The prospect theory value function implies two ways that changes in reference points can result in a better evaluation of the anticipated experience of a potentially unpleasant invasive medical procedure: through drawing attention to future disability or through drawing attention to past disability. People who have already committed to the invasive procedure may engage in this sort of hedonic editing to reduce post-decision conflict about their choice; such editing operations have been posited in the past for financial decisions (Thaler & Johnson, 1990).

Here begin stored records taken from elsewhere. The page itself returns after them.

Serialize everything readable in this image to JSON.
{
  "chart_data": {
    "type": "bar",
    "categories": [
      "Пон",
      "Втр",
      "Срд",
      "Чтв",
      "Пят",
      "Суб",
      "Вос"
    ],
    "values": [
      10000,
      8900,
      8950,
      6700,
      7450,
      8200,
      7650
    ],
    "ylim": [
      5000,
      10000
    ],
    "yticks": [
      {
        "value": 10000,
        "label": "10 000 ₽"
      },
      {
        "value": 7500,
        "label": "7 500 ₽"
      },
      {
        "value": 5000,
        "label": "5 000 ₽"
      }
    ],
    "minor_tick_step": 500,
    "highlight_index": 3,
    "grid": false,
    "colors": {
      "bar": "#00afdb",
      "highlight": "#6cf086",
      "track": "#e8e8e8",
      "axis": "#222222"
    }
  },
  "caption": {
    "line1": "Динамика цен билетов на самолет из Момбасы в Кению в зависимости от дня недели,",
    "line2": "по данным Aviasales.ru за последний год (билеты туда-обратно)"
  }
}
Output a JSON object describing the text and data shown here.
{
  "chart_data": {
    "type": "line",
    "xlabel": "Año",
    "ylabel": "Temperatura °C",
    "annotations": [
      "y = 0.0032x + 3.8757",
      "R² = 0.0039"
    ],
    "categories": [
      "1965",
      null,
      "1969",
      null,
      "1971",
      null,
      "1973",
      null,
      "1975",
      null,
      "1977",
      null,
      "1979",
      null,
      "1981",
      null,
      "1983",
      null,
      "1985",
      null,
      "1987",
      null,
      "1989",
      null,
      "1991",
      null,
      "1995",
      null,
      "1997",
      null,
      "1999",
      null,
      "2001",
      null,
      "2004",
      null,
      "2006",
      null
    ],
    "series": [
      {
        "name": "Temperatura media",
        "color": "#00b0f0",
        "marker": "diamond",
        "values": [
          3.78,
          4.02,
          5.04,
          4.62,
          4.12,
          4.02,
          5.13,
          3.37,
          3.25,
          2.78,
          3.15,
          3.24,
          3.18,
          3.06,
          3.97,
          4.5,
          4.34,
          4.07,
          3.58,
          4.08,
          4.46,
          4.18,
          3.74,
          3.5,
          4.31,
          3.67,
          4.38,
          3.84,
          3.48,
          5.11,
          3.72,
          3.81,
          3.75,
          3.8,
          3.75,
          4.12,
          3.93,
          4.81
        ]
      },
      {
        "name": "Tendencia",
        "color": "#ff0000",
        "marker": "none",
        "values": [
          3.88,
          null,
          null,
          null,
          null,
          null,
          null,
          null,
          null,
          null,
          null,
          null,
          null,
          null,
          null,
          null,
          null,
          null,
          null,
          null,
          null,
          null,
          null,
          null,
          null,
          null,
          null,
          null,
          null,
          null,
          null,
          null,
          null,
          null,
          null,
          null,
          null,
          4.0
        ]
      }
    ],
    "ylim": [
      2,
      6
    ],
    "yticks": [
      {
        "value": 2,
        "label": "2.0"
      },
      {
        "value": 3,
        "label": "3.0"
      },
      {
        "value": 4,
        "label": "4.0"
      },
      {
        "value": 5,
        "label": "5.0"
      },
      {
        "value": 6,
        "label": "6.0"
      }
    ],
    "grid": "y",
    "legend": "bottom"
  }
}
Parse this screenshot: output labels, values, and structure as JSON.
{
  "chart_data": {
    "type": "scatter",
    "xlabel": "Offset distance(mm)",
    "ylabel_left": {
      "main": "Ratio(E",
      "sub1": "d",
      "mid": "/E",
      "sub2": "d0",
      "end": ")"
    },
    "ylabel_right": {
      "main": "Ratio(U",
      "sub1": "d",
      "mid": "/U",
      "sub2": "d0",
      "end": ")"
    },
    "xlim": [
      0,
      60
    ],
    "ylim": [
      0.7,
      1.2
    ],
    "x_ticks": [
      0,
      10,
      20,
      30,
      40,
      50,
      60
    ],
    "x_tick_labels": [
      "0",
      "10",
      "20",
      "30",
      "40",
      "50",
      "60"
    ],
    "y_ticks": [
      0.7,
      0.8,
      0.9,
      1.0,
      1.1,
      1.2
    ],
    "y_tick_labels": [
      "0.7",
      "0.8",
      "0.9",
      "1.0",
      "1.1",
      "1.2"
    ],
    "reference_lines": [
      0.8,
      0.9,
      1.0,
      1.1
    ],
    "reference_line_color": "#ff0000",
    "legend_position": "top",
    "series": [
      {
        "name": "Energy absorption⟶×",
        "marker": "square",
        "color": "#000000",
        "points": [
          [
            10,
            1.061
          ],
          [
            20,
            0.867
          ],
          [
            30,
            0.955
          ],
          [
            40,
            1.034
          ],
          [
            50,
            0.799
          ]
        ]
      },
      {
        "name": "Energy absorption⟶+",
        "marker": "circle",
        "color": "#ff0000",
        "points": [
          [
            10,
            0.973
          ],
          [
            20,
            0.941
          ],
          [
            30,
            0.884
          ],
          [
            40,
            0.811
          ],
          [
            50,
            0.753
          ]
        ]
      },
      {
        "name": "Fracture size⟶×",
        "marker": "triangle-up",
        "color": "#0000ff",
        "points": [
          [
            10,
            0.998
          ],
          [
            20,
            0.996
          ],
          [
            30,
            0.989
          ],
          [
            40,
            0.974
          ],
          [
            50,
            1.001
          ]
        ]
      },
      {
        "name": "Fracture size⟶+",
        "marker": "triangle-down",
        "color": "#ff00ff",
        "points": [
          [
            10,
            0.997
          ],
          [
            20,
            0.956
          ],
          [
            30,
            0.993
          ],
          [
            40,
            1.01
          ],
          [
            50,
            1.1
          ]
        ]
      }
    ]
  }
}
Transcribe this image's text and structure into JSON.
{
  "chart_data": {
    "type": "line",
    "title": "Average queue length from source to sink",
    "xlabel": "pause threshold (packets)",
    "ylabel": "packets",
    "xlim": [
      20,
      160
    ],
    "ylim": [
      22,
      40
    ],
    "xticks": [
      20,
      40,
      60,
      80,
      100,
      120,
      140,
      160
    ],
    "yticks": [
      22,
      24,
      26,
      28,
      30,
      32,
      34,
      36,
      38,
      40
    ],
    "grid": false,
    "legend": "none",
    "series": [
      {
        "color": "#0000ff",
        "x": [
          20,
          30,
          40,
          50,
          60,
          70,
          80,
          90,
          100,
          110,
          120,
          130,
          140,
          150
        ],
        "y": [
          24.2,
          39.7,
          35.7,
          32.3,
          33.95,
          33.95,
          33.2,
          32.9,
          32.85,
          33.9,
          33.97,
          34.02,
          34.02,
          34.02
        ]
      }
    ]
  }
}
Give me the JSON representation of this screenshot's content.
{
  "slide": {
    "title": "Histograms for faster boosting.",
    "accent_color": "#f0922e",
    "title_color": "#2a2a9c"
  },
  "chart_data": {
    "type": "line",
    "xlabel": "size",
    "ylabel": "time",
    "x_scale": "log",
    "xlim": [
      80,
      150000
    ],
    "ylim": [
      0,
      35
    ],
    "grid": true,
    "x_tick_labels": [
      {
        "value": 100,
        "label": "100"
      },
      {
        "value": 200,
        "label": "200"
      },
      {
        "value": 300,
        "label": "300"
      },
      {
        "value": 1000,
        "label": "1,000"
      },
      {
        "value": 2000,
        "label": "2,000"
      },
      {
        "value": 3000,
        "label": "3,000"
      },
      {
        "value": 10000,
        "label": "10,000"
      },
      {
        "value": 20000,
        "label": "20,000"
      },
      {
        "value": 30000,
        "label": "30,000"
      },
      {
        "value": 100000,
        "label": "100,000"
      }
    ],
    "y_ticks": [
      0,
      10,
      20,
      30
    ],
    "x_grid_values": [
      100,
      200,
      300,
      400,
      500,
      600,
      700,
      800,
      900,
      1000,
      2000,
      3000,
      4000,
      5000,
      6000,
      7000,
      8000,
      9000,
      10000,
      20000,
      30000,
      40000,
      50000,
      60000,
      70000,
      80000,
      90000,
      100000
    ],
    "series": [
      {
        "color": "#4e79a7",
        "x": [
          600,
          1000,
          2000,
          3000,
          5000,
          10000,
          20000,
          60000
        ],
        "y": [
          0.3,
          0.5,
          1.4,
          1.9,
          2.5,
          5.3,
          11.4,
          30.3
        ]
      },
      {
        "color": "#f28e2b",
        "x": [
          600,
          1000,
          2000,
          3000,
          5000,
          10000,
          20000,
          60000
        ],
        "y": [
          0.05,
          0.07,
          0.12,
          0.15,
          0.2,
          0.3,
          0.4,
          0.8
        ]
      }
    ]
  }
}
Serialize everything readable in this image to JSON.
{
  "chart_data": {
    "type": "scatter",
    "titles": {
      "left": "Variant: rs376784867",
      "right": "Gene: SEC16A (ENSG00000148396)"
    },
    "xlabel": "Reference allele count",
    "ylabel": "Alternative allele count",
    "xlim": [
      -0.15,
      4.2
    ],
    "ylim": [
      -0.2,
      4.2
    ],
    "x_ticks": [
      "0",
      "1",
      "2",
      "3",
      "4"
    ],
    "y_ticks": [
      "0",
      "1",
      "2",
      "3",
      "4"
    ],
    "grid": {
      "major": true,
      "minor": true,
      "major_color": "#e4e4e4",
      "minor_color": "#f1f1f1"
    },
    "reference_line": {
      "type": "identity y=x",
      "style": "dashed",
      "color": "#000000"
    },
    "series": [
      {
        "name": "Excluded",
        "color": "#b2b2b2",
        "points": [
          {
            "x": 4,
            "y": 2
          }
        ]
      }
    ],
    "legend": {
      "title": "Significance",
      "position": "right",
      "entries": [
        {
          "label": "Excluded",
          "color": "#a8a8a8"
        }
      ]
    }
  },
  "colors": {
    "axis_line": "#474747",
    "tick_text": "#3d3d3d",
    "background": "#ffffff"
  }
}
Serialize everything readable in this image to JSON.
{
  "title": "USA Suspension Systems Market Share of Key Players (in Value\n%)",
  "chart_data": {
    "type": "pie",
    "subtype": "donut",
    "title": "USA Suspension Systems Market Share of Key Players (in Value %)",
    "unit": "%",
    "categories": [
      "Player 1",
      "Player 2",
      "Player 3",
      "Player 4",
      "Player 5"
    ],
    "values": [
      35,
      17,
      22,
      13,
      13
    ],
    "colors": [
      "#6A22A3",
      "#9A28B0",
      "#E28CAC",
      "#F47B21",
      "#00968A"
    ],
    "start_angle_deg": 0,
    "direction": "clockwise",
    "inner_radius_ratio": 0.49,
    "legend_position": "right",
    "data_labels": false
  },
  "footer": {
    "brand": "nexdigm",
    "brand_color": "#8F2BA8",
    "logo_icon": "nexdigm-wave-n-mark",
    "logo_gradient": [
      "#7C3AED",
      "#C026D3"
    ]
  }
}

Perhaps more importantly from a public health standpoint, interventions that encourage people to change their reference points in these ways may increase the likelihood of a prospective patient committing to, for example, preventative health screenings. In particular, focus on future disability (the right-shifted reference point), has an impact on prospective decision that remains even when considering changes in the evaluation of the uncertain benefit of the test or potential uncertain risks of the test.
Of the two approaches, focus on future disability is also perhaps more widely applicable as an intervention strategy, as declining health with age is likely to be a universal and universally understood phenomenon. In addition, people seem to be quite capable of making influential comparisons to imagined (counterfactual) states, and this skill ought to extend to imagined future ("antefactual") states (Kahneman & Miller, 1986; Roese & Olson, 1995). In contrast, people who do not have signficantly distressing past experiences may not be moved by appeals to resiliency.
In effect, the reference point shift induces a contrast effect in which smaller losses are discounted in the new context which evokes larger losses (Thaler & Johnson, 1990; Tversky & Griffin, 1997). Such contrast effects have been observed with past experiences of physical pain (Dar, Ariely, & Frenk, 1995) as well as in the evaluation of health-related quality of life (Ubel, Loewenstein, & Jepson, 2003), but have not, to our knowledge, been derived for health care decision making from prospect theory. We would expect this contrast effect to operate alongside (and independently of) any message framing effects associated with the description of test outcomes.
It remains for empirical investigation to discover the extent to which such an approach is effective in changing valuations, individual differences that may moderate that effectiveness, and the impact of using a combined appeal to both reference points. Because relatively little is known about the number of reference points people use simultaneously or in rapid sequence, or how judgments from multiple reference points are combined or negotiated, there is much work to do.